A potency test is a medical test, the results of which can establish whether a person (the accused in this case) is capable of engaging in sexual acts or not and whether could have committed the offence he has been charged with.

However, the potency test is not clearly defined in the country along with the exact tests that are to be done under it. 'It is only medical jurisprudence that comes to the rescue', states a report by Bangalore Mirror.

Dean of Government Sivaganga Medical College Dr. A. Karthikeyan said, "Male genital organs may react differently to varying situations. A man may get an erection to one woman and may not to another. It also depends on the psychology of the person." 

"The first step usually is to determine whether the male genital organ is developed or not. Based on that several test can be done. Manual stimulation, X-Ray, ultra sound can be some of the methods used", he added. 

The 36-year-old self-styled godman is facing charges of rape, cheating, unnatural offences and criminal intimidation by some of his former devotees. He had earlier claimed that ‘he is like a child and not capable of having sex ’.

The common tests conducted under the potency test are:

Semen analysis: where the fertility of the man is examined. This test evaluates a man's semen and sperm.

Penile Doppler Ultrasound: checks the blood flow into of the penis. A person can have an erection only when blood flows into the penis and not flows out of it.

A report in The Wall Street Journal states, 'In the past, suspects may have even occasionally been called on to masturbate, according to the medical jurisprudence textbook, which advises against this.

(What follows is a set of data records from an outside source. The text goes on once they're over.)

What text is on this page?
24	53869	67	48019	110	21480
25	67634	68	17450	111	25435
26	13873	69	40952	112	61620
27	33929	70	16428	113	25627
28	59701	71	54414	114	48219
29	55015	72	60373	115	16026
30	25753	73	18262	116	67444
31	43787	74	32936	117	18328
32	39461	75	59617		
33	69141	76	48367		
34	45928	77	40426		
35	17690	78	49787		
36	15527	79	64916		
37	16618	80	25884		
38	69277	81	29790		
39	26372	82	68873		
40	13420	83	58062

“Suspects/accused are regularly produced before doctors for this testing believing that a person who can ejaculate can be considered potent sexually,” said the textbook. “This repulsive practice is a violation of the dignity of a person.”

Although the use of potency tests in criminal proceedings has been reported to have increased, the definition of rape has also undergone changes and it is no more mandatory for penetrative sexual intercourse to prove rape.

Another self styled godman Asaram Bapu also underwent potency test in 2013 in a case which alleged that he had sexual abused a minor. He cleared the test.

Impotence can be situational and driven by situational factors, something lawyers usually are not ready to consider. Also there are impotent men who with the help of medicines can have intercourse, further states The Wall Street Journal.

"Very often when the government asks for a potency test, they just do a physical exam and ask for a semen test and hormone test. The doctors will go up and say 'I did this test and that test and it showed he was normal.' A man could have normal hormones and a normal sperm count but be impotent sexually and vice-versa,” Dr. Rupin S. Shah, a Mumbai-based andrologist told Wall Street Journal.  

In the case of a suspect clearing or failing the potency test, it still does not prove for sure that the person did or did not commit rape. As Dr. A. Karthikeyan put it, "The potency test is not cent percent fool proof".